Afshinnia, F, Wilt, TJ, Duval, S, Esmaeili, A, Ibrahim, HN
Nephrology, dialysis, transplantation : official publication of the European Dialysis and Transplant Association - European Renal Association. 2010;(4):1173-83
Abstract
BACKGROUND Obesity is a risk factor for the progression of chronic kidney disease (CKD). The impact of weight loss on proteinuria and renal function is less clear. We aimed to determine the effect of intentional weight loss on proteinuria and kidney function. METHODS Three bibliographic databases including Medline, Cochrane and SCUPOS as well as reference list of articles were searched. We included randomized and non-randomized controlled trials as well as single-arm trials published in English through May 2009 which examined urinary protein among obese or overweight adults before and after weight loss interventions including dietary restriction, exercise, anti-obesity medications and bariatric surgery. Study characteristics and methodological quality of trials were assessed.
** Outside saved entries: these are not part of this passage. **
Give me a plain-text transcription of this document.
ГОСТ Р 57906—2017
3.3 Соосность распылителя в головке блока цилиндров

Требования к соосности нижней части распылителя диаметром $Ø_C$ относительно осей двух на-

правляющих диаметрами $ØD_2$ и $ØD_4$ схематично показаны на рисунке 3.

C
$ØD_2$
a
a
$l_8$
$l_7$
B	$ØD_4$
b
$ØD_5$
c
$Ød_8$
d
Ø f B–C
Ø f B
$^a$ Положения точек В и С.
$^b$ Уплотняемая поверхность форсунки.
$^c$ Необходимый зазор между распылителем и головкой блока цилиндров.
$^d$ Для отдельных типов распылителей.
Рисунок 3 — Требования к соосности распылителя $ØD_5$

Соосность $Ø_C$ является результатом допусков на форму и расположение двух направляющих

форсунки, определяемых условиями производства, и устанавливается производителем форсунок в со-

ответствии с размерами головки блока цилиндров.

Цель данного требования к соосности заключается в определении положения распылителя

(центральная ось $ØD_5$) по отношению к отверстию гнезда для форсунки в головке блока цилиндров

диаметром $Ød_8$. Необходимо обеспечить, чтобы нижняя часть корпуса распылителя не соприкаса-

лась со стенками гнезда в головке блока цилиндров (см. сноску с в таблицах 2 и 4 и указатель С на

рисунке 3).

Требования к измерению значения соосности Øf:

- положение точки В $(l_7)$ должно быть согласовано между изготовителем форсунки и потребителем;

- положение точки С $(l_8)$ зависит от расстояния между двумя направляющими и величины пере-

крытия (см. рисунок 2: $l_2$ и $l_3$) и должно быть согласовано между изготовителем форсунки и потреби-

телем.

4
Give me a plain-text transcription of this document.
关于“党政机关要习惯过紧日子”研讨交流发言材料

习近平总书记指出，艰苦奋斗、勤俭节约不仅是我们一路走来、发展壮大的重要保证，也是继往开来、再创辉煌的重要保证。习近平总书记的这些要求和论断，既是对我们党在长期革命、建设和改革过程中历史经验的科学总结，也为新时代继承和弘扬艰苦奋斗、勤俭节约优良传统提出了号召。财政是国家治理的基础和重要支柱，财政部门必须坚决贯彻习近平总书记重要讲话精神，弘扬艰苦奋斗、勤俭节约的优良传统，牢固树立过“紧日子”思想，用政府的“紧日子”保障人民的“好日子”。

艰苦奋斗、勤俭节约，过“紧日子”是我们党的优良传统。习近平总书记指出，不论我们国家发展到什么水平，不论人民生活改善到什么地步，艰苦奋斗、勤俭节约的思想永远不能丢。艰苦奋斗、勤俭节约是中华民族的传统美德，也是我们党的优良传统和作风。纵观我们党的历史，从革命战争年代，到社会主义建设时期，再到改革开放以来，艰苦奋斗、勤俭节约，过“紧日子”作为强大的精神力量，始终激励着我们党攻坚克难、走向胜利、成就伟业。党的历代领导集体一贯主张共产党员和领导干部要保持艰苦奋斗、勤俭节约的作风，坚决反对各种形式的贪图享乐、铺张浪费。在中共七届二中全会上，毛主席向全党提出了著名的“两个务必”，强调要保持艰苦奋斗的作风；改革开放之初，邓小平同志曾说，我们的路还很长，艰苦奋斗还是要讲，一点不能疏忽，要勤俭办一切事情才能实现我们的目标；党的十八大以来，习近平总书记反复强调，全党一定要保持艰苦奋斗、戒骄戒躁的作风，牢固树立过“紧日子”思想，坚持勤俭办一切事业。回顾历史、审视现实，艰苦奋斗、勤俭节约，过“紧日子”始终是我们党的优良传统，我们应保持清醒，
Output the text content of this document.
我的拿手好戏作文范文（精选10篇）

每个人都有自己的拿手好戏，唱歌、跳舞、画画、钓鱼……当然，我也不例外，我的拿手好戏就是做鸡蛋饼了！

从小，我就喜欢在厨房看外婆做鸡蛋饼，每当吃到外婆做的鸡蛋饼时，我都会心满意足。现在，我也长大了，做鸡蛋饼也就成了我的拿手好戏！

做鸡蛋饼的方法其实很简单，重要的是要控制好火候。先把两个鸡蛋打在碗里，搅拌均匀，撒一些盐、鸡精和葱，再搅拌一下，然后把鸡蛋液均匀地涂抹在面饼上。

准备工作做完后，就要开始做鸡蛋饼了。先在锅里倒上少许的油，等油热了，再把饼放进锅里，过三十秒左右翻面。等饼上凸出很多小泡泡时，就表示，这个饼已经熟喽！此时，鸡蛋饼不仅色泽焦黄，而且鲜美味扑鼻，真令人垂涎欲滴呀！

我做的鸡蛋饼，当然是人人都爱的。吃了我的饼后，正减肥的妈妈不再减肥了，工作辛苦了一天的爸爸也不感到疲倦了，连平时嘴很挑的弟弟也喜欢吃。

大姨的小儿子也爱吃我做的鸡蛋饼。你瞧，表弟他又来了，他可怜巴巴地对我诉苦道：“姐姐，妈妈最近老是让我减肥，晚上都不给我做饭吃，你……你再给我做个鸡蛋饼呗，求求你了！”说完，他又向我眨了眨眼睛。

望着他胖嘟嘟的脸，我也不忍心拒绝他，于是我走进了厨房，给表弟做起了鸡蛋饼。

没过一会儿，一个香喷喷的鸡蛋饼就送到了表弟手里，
RESULTS Five hundred twenty-two subjects from five controlled and eight uncontrolled trials were included. Weight loss interventions were associated with decreased proteinuria and microalbuminuria by 1.7 g [95% confidence interval (95% CI), 0.7 to 2.6 g] and 14 mg (95% CI, 11 to 17 mg), respectively (P < 0.05). Meta-regression showed that, independent of decline in mean arterial pressure, each 1 kg weight loss was associated with 110 mg (95% CI, 60 to 160 mg, P < 0.001) decrease in proteinuria and 1.1 mg (95% CI, 0.5 to 2.4 mg, P = 0.011) decrease in microalbuminuria, respectively. The decrease was observed across different designs and methods of weight loss. Only bariatric surgery resulted in a significant decrease in creatinine clearance. CONCLUSIONS Weight loss is associated with decreased proteinuria and microalbuminuria. There were no data evaluating the durability of this decrease or the effect of weight loss on CKD progression.